Satan is mentioned in Mark 1:13 for the first time as an adversary. The development of the concept of Satan is quite interesting. In the Holy Bible, the word was first used to mean human opponents. The Philistines called David a satan cf. 1Samuel 29:4; David regarded Abishai as his satan cf. 2 Samuel 19:23; Solomon praised God that he had no satan left to oppose him cf.1Kings 5:4. Gradually, satan was used to describe someone who prosecutes a case against another as in Job 1:6-7, or someone who accuses others before God, as in Job 2:2 and Zechariah 3:2. The other title for Satan is devil, from the Greek, diabolos which means slanderer; one who accuses another deliberately and maliciously. Nevertheless depending on whatever source; Satan is an adversary of humankind. The New Testament presents Satan as one who is responsible for disease and suffering cf. Luke 13:16. Satan seduced Judas cf. Luke 22:3. The same devil was confronted by the words and works of Jesus cf.
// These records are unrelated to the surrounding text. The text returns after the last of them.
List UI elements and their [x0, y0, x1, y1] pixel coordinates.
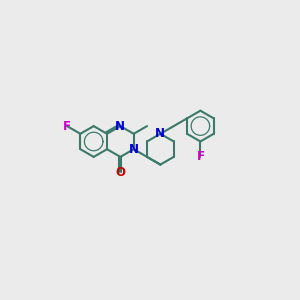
Text: N: N	[155, 127, 165, 140]
Text: N: N	[129, 143, 139, 156]
Text: O: O	[116, 166, 125, 179]
Text: N: N	[116, 120, 125, 133]
Text: F: F	[196, 150, 204, 164]
Text: F: F	[63, 120, 71, 133]
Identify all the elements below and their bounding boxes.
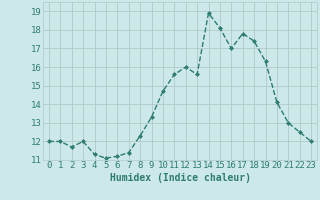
X-axis label: Humidex (Indice chaleur): Humidex (Indice chaleur)	[109, 173, 251, 183]
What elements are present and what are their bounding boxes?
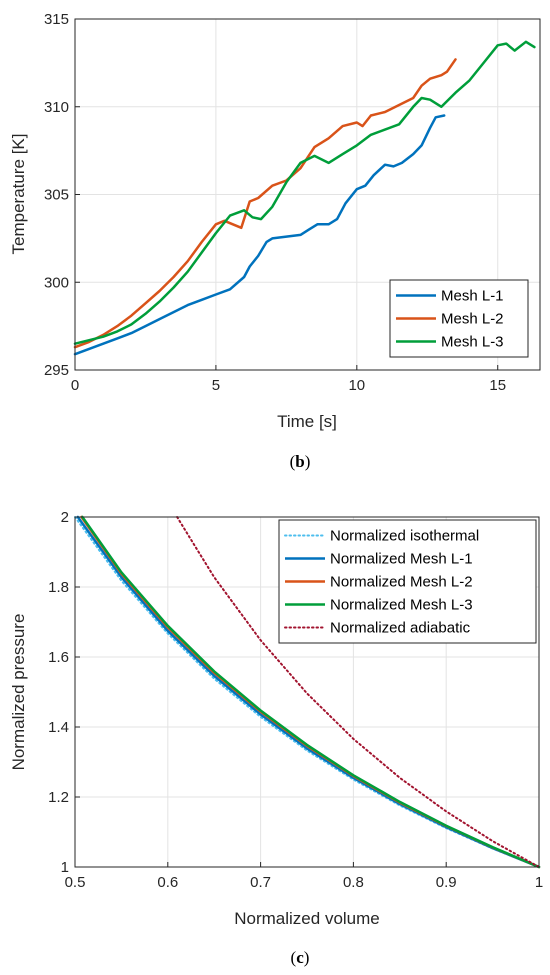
series-layer [74, 515, 541, 869]
y-tick-label: 295 [44, 362, 69, 379]
temperature-chart: 0 5 10 15 295 300 305 310 315 Time [s] Temperatu… [9, 11, 541, 471]
caption-letter: c [296, 948, 304, 967]
legend-label: Mesh L-2 [441, 311, 504, 328]
y-tick-label: 1.2 [48, 789, 69, 806]
series-line-1 [73, 114, 446, 356]
x-tick-label: 0.9 [436, 874, 457, 891]
y-tick-label: 310 [44, 99, 69, 116]
caption-b: (b) [290, 452, 311, 471]
y-tick-label: 305 [44, 187, 69, 204]
y-tick-label: 1.4 [48, 719, 69, 736]
y-axis-label: Temperature [K] [9, 134, 28, 255]
x-axis-label: Normalized volume [234, 909, 380, 928]
y-tick-label: 1.8 [48, 579, 69, 596]
x-tick-label: 10 [348, 377, 365, 394]
ticks: 0.5 0.6 0.7 0.8 0.9 1 1 1.2 1.4 1.6 1.8 2 [48, 509, 543, 891]
series-line-5 [176, 516, 540, 868]
x-tick-label: 15 [489, 377, 506, 394]
legend-label: Mesh L-1 [441, 288, 504, 305]
legend-label: Normalized Mesh L-1 [330, 551, 473, 568]
y-axis-label: Normalized pressure [9, 614, 28, 771]
y-tick-label: 1 [61, 859, 69, 876]
y-tick-label: 1.6 [48, 649, 69, 666]
caption-letter: b [295, 452, 304, 471]
series-layer [73, 40, 536, 356]
legend-label: Normalized Mesh L-3 [330, 597, 473, 614]
y-tick-label: 2 [61, 509, 69, 526]
legend-label: Normalized Mesh L-2 [330, 574, 473, 591]
series-line-2 [73, 58, 457, 349]
x-tick-label: 0.6 [157, 874, 178, 891]
legend-label: Mesh L-3 [441, 334, 504, 351]
legend-label: Normalized isothermal [330, 528, 479, 545]
x-tick-label: 0.5 [65, 874, 86, 891]
ticks: 0 5 10 15 295 300 305 310 315 [44, 11, 506, 394]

Luke 10:1-19. St Peter recommends believers to fight against this force and defeat it cf.1Peter 5:8-9. Satan represents power against God and is destined for final destruction cf. Matthew 25:41.
Mark’s reference to Jesus being among the wild beasts points to the danger of the situation; leopards, wild boars and jackals that inhabited the Judean desert cf. Mark 1:13. Underneath, St. Mark wished his audience to remember the promises of the messianic age as a time of harmony between humanity and nature as portrayed by Isaiah 11:6-9. Like the Israelites in their desert trek and like Elijah in the wilderness, Angel messengers from God sustained Jesus. But, unlike the Israelites who gave into temptation, complained against God and sinned in the desert, Jesus emerged obedient and faithful to continue the task of proclaiming the reign of God. Today we are encouraged to imitate Jesus at our time of mortification so that we can be victorious. Lenten season is time to reform, repent and believe. We are invited to begin this season turning away from evil so that God can reward us with faith and fervor.
Today we are reminded that we are a people of the covenant in which like Noah we have an active part to play. By the grace received through the waters of baptism we have been redeemed, so we have to sustain this grace by behaving appropriately. Baptism is our sure way to salvation in which we have to invite others to participate. We have no shortcut to heaven apart from passing through Jesus Christ by repenting our sins. Though temptations are many and rampant, Jesus has taught us how to defeat them by prayer fasting and doing the will of God; we are encouraged never to lose focus of this reality. Jesus’ victory is in our favor.